Search engine giant Google has come up on Thursday with rather strong-worded defence in order to tackle the looming queries to be made by EU officials.
This comes amidst the incessant buzz over the blogosphere about Google being probed by EU authorities for the antitrust accusations made by its three other rivals in the region.
Google’s search ranking pundit Amit Singhal attempted to undermine the charges by claiming that Google has a well-defined search ranking system that dishes up the most relevant and better results to the web searchers.
In a Thursday post on the company’s policy blog, Singhal asserted that Google employs the most apt algorithm for presenting better results, though he accepted that the method is still not anywhere closer to be called perfect.
However, the post doesn’t reveal anything about the ranking algorithm, and has apparently been written to answer its critics.
Pointing differences between Google’s ranking algorithms and that of others, Singhal wrote: “Other search engines approach this differently, selecting some results one at a time, manually curating what you see on the page.”

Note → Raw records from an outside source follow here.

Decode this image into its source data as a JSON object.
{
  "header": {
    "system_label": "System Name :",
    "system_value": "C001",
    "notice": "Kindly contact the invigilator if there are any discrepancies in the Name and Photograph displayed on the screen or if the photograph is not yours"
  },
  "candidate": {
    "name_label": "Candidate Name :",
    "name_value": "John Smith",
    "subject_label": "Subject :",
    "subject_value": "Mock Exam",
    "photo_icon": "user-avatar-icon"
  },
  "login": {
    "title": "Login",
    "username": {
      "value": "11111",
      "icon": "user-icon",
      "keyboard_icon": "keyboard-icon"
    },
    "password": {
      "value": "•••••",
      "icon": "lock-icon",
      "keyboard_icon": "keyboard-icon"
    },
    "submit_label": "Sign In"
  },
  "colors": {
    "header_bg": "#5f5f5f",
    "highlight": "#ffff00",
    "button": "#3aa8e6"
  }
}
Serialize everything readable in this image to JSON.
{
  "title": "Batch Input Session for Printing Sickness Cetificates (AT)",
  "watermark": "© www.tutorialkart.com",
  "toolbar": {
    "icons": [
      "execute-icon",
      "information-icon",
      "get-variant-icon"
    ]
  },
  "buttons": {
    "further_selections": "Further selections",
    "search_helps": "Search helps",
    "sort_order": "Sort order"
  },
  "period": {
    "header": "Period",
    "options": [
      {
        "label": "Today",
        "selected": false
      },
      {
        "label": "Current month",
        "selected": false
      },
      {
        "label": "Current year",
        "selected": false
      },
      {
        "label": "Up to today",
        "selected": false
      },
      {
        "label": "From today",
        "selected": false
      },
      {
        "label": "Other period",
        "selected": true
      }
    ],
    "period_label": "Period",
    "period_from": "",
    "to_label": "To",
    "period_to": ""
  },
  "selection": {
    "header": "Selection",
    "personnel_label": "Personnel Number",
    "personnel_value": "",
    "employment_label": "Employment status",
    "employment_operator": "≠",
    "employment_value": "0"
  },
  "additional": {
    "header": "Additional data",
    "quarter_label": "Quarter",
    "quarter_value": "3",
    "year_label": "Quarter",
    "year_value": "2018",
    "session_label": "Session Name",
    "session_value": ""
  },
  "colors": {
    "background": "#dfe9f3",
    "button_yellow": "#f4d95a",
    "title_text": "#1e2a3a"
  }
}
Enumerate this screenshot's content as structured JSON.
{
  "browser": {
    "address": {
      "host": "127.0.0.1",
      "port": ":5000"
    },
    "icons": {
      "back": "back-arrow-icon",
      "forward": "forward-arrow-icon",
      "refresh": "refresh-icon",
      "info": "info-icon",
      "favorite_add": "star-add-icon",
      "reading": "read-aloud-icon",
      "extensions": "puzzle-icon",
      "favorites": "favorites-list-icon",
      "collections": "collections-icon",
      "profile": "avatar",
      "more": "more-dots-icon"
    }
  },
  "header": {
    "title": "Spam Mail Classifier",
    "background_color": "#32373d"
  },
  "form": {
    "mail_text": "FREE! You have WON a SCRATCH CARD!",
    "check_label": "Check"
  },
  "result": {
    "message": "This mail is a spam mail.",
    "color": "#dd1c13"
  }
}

He further suggested that unlike other’s ranking algorithm, which heavily relies upon users’ choices and tastes, Google’s algorithm is far different from those and thus produces most pertinent results.
Additionally, he also maintained that Google works on its ranking algorithm almost every day to prevent “lousy” results from being displayed, which perceptibly adds to the search giant’s efficacy in producing useful results.